ライブドア平松社長、社名変更も
起訴を受け、13日夜、会見したライブドアの平松庚三社長(60)はライブドア本体の身売りや社名変更の選択肢も否定しなかった。
平松氏は会見で「事態を厳粛に受け止め、株主やグループを支援してくださっている皆さまに深くおわび申し上げます。大変遺憾に思っています」と深く頭を下げた。表情はこわばり、疲れきった様子。特捜部が再逮捕容疑にするとみられる、本体の粉飾決算容疑について聞かれると「関連資料が手元に不足しているため分からない」と充血した目で答えるのが精いっぱいだった。
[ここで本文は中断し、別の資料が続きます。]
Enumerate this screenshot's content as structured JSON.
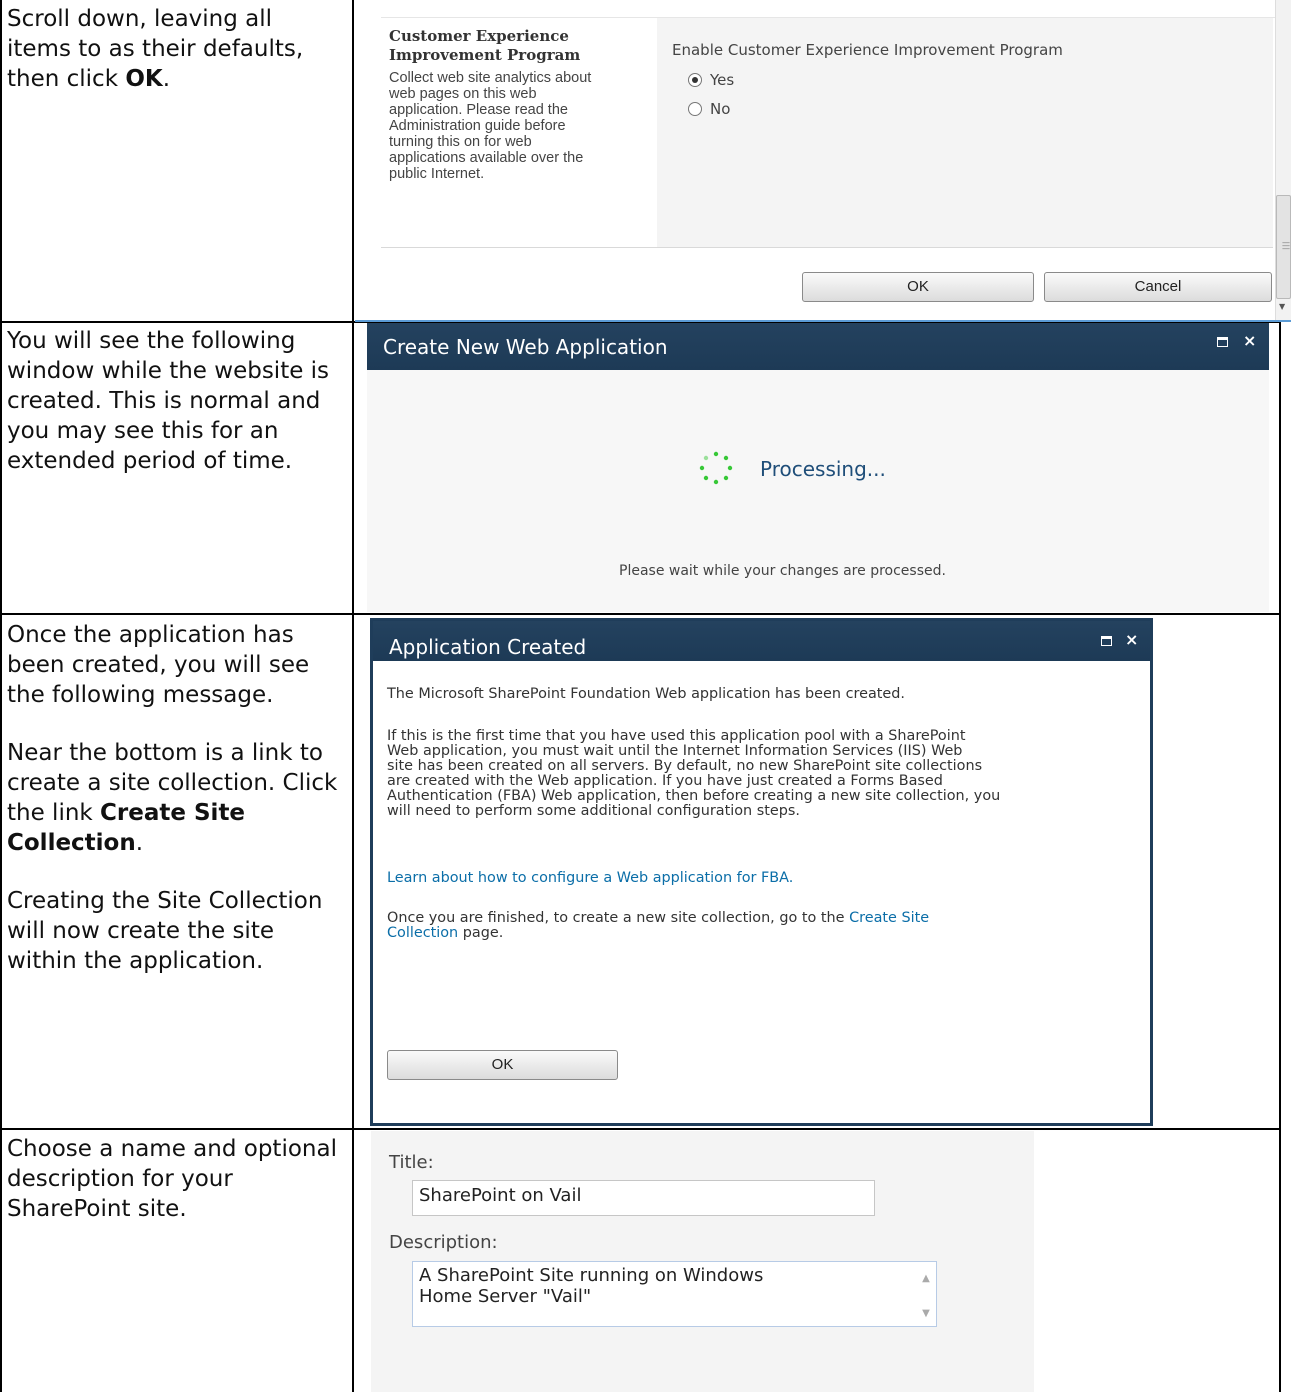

今後、他企業の傘下入りしたり、社名を変える可能性を聞かれると「今はありとあらゆることを考え、事態に備えている」と述べた。社長就任直後の月24日の会見では同様の質問に「考えていない」ときっぱり否定していたことから、約3週間で当初の方針を事実上修正したとみられる。
また、堀江被告ら前経営陣への損害賠償訴訟を起こすかどうか聞かれても「現時点では明確に答えられない」と話し、可能性に含みを残した。堀江被告に対しては「今回の事件で学んだのは、自分だけで解釈せず、慎重に判断していかなければならないことだ」と語った。
現在、子会社が相次いで資本関係見直しを求めている。平松社長はこの件について「(事件によって)マイナスの影響が出ていると関連会社の上層部から報告を受けている。関連会社には『検討する』と申し上げており、両者にとってより良い道を探る」と述べ、離脱の動きに対しても、強い姿勢を示せなかった。
熊谷史人代表取締役(28)は会見を欠席した。熊谷氏には、本体の粉飾決算に関与した疑いが出ており、刑事責任を追及される可能性が浮上している。熊谷氏が会見に同席しなかった理由を問われた平松社長は「彼はこの時間も、捜査に協力している」と答え、熊谷氏が特捜部の事情聴取を受けていることを認めた。